Something I should have told you when you left, but I was too proud, too stupid, too convinced that I could do this alone. He took a shaky breath. I need you to know that you were right to leave me. You were right to save yourself. And I need you to know that what I’m about to tell you, it’s not to make you come back.

It’s just so you understand, so you know the truth before I’m gone. Elvis, please, just listen. Please, just let me say this. Linda pulled her knees to her chest, cradling the phone against her ear, tears flowing freely now. Okay, she whispered. I’m listening. Elvis was quiet for a long moment, and Linda could hear him breathing on the other end of the line, ragged, labored breaths that scared her more than she wanted to admit.

When he finally spoke, his voice was softer, more vulnerable than she’d ever heard it. Do you remember the first night we met? At the Memphian Theater? Linda smiled through her tears. Of course I remember. I knew that night, Elvis said. I knew the moment I saw you that you were different, that you were real, that you could save me if I let you. He paused.

But I didn’t let you, did I? I fought you every step of the way. Every time you tried to help, I pushed you away. Every time you counted my pills or called the doctors or begged me to get healthy, I found a way around it. Do you know why? Linda didn’t answer. She wasn’t sure she wanted to know. Because I was terrified, Elvis continued.

Terrified that if I got clean, if I got healthy, I’d have to face everything I’d been running from. My failed marriage, my absent fatherhood, the fact that I haven’t made a decent movie in 10 years, the fact that I’m 42 years old and I feel ancient, the fact that I don’t know who Elvis Presley is without the pills and the performance and the pretending.

His voice broke on the last word, and Linda heard him crying deep, wrenching sobs that tore through her like knives. I’m so sorry. Linda, I’m sorry I wasted 4 years of your life. I’m sorry I made you watch me destroy myself. I’m sorry I couldn’t be the man you deserved. You gave me everything, your youth, your love, your whole heart, and I just I threw it away.

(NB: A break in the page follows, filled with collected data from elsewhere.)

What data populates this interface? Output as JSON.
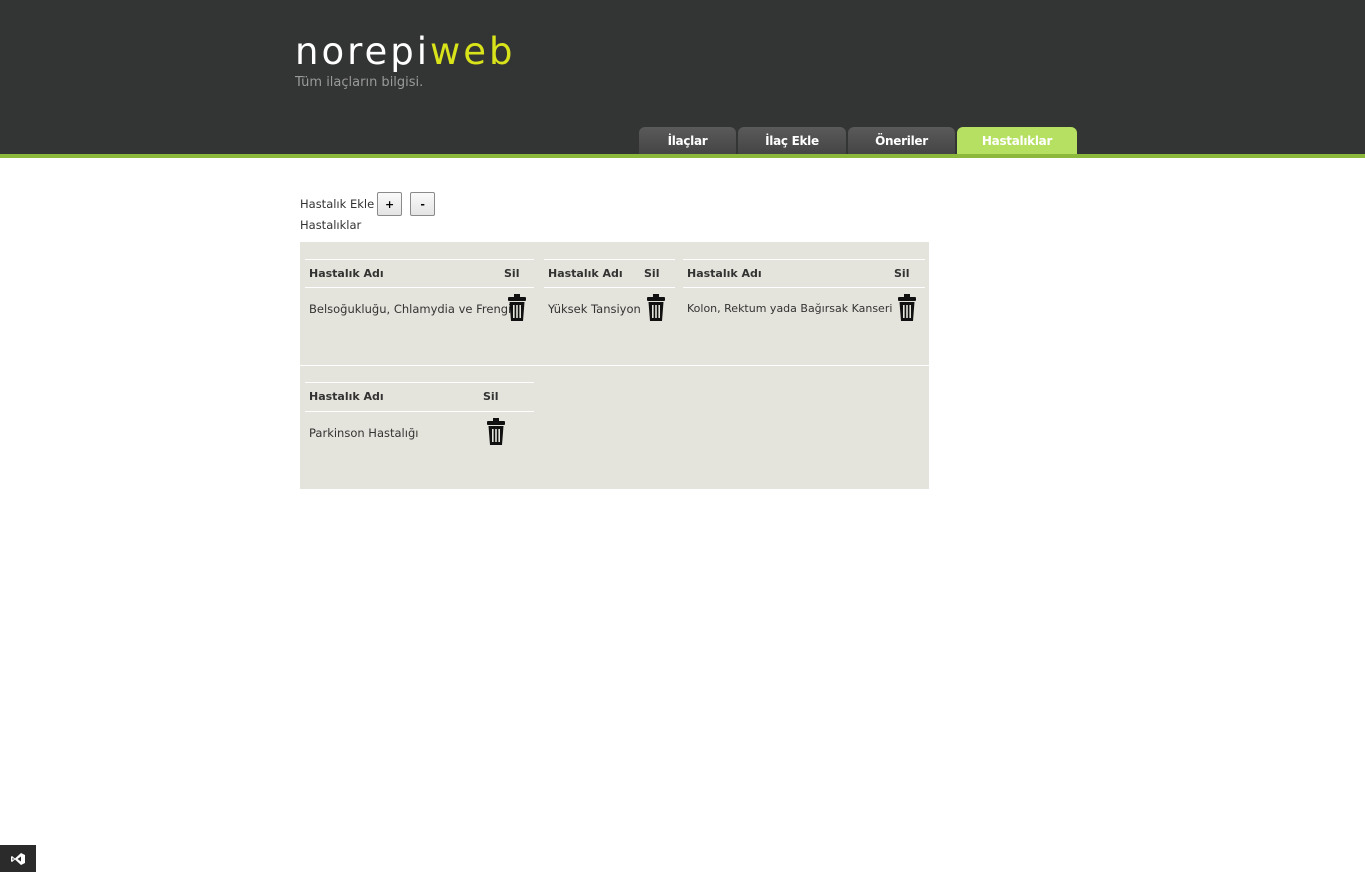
{
  "header": {
    "logo_part1": "norepi",
    "logo_part2": "web",
    "slogan": "Tüm ilaçların bilgisi.",
    "colors": {
      "bg": "#333434",
      "accent_line": "#8cb83c",
      "logo_highlight": "#d8e31a",
      "active_tab": "#b5e061"
    }
  },
  "nav": {
    "tabs": [
      {
        "label": "İlaçlar"
      },
      {
        "label": "İlaç Ekle"
      },
      {
        "label": "Öneriler"
      },
      {
        "label": "Hastalıklar",
        "active": true
      }
    ]
  },
  "main": {
    "add_label": "Hastalık Ekle",
    "plus_label": "+",
    "minus_label": "-",
    "list_title": "Hastalıklar",
    "column_name": "Hastalık Adı",
    "column_delete": "Sil",
    "diseases": [
      "Belsoğukluğu, Chlamydia ve Frengi",
      "Yüksek Tansiyon",
      "Kolon, Rektum yada Bağırsak Kanseri",
      "Parkinson Hastalığı"
    ]
  },
  "icons": {
    "delete": "trash-icon",
    "corner": "visual-studio-icon"
  }
}
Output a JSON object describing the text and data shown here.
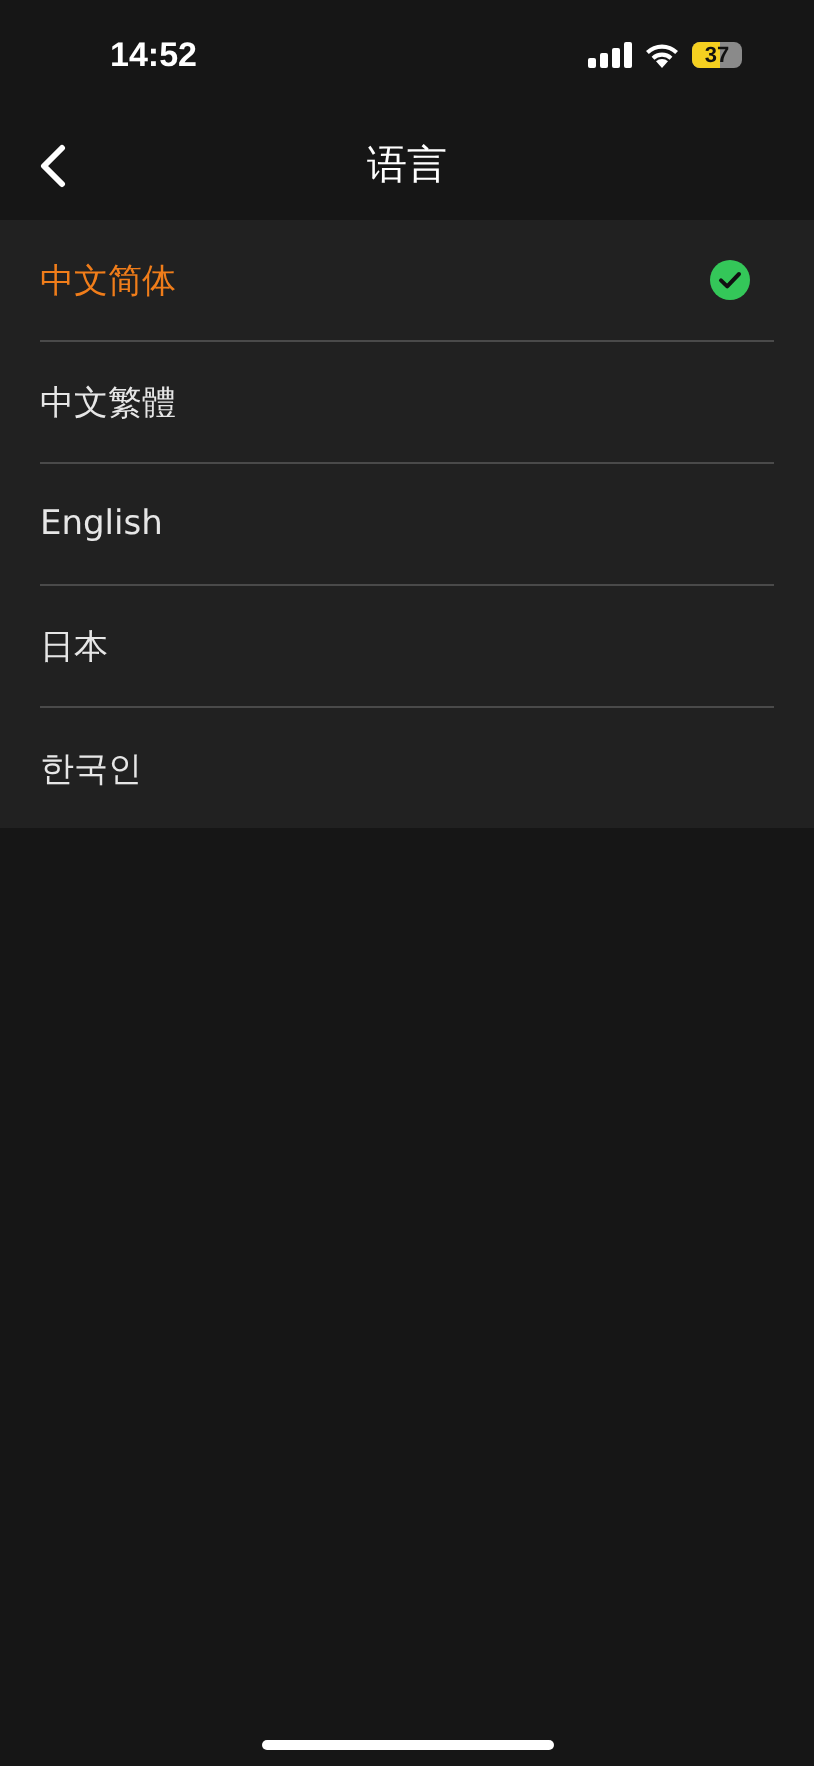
{
  "status_bar": {
    "time": "14:52",
    "battery": "37"
  },
  "header": {
    "title": "语言"
  },
  "languages": [
    {
      "label": "中文简体",
      "selected": true
    },
    {
      "label": "中文繁體",
      "selected": false
    },
    {
      "label": "English",
      "selected": false
    },
    {
      "label": "日本",
      "selected": false
    },
    {
      "label": "한국인",
      "selected": false
    }
  ]
}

I threw us away. And I’ve regretted it every single day since you left. Elvis. Linda was sobbing now, too, her heart breaking for the man she’d loved so completely, the man she tried so hard to save. You didn’t waste my time. I loved you. I still love you. But I couldn’t watch you die anymore. I couldn’t keep hoping you’d change when you didn’t want to change.

It was killing me, too. I know, Elvis said quietly. I know. And that’s why you were right to leave. That’s why I called tonight, to tell you that you made the right choice, that you shouldn’t feel guilty, that what happens to me, it’s not your fault. It’s not your responsibility. You tried.

God knows you tried harder than anyone. But I didn’t want to be saved, Linda. I wanted to be loved while I destroyed myself. And that wasn’t fair to ask of you. Linda pressed her hand over her mouth, trying to muffle her sobs. She’d needed to hear this, needed Elvis to release her from the guilt she’d been carrying since the day she left Graceland.

But hearing it hurt more than she’d expected, because it confirmed what she’d always feared. There was nothing she could have done. Elvis had chosen this path, and no amount of love could have stopped him. There’s something else I need to tell you, Elvis said, his voice growing weaker. Something I’ve never told anyone.

Not Priscilla, not my daddy, not even myself, really, until recently. What is it? Linda whispered. Elvis took a long, shaky breath. I don’t want to be Elvis Presley anymore. I haven’t wanted to be Elvis Presley for years. But I don’t know how to be anything else, and I’m too tired to figure it out. So I just keep going, keep performing, keep pretending, keep taking the pills because it’s the only way I can get through another day of being someone I don’t even recognize anymore.

The raw honesty in his words was devastating. This was the truth Linda had sensed all along, but he’d never admitted that Elvis was trapped in a prison of his own fame, unable to escape, unable to be simply human. You could walk away, Linda said desperately. You could retire, move somewhere quiet, be with Lisa Marie, start over. Elvis laughed sadly.